Добавить в цитаты Настройки чтения

Страница 39 из 108

– Не стоит отвергать руку помощи, – усмехнулась Токи. – Нашу «Руку».

Она вложила в это слово какой-то новый, не совсем ясный Тильде смысл. И Тильда вдруг вспомнила, что слышала о «Руке»: о ней говорили среди строителей.

Говорили, что это – опаснейшие головорезы столицы. Говорили, что это колдуны. Говорили, что это огромная сеть попрошаек, нищих, воров, подчиненных кому-то из сенаторов.

А это были обычные люди, которым некуда было пойти. Такие же бездомные, как они с Ароном теперь.

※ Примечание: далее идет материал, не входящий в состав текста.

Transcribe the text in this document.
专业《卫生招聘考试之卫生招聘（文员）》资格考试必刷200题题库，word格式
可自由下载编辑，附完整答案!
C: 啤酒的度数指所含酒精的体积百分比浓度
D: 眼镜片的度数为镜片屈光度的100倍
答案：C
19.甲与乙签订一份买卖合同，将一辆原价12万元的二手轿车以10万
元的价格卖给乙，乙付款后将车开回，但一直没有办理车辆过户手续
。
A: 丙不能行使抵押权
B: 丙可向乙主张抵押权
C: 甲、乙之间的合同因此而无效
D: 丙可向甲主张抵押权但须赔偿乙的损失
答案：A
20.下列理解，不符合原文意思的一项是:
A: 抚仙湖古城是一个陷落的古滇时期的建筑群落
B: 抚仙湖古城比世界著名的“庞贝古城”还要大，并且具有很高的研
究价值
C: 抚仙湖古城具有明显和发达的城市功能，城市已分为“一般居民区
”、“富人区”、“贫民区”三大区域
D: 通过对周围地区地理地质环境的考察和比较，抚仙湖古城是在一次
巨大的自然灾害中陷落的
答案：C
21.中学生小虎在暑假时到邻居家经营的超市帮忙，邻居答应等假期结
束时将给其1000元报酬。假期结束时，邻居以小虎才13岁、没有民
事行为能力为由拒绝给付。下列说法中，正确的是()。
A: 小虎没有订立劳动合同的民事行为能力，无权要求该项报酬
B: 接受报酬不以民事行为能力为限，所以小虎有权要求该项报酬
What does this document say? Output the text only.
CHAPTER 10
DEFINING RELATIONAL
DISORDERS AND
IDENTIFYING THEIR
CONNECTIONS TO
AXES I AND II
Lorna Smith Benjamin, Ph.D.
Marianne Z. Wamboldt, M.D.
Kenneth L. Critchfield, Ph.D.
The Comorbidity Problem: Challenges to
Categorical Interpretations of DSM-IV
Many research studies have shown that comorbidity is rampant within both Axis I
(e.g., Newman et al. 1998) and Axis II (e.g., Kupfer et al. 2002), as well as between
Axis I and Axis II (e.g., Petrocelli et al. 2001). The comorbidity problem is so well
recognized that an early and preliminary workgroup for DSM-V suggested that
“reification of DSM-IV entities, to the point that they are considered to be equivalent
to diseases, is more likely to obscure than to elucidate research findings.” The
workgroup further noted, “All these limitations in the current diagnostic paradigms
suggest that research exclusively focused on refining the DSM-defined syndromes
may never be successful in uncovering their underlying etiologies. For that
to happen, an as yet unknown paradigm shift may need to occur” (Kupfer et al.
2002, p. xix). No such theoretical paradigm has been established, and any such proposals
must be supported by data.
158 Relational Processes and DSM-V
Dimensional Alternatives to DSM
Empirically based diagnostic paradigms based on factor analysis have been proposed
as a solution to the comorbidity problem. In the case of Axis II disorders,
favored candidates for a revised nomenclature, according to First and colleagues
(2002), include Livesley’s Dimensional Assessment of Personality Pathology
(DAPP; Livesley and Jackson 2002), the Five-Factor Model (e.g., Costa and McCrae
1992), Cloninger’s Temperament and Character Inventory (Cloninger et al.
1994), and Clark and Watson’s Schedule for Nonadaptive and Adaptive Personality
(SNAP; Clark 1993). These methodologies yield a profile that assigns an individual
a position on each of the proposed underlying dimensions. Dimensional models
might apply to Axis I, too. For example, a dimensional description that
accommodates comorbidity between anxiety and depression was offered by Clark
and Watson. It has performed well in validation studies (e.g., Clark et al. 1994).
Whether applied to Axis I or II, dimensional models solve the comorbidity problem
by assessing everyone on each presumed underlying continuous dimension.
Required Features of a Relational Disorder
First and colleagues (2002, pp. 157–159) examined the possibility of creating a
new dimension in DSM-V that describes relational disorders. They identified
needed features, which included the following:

Вряд ли еду, которой делились с ними Берт и Токи, можно было назвать вкусной, но Тильде показалось, что это был лучший обед в ее жизни.

Она все еще не могла поверить, что никто здесь не желает ей зла. Что в ней видят просто человека, а не госпожу или подчиненную. Это было ново – и странно.

– Как мне вас отблагодарить?..

– Не стоит благодарности, госпожа Элберт, – быстро ответил Берт. – Вы нам исправно платили всегда, да и по пустякам не придирались. И дело свое знаете лучше иных… И вчера вы, как все, камни носили… Знаете, вы многим помогли!

В его голосе звучало искреннее восхищение.

– Берт, ты ведь получаешь хорошие деньги, – заметила Тильда. – И живешь… тут?

Бертрам как-то сник.

– Отдаю все на лечение матери. Она в лечебнице Намани… А еще готовлюсь в братство зодчих… – Он покосился на бумаги, которые его бабка так небрежно смахнула со стола. Тильда, ничего не говоря, подняла один листок. Это был чертеж речного шлюза.

– Очень хорошо. – Она кивнула. – Почему ты никогда мне этого не показывал?

– Да разве к вам так просто подойдешь… – смущенно пробормотал он.

Тильда нахмурилась. Она смотрела на Арона, который весело болтал с Токи и показывал ей те магические фокусы, которые умел: зажигал на кончиках пальцев огонь и шевелил ими. Вереск хлопала в ладоши.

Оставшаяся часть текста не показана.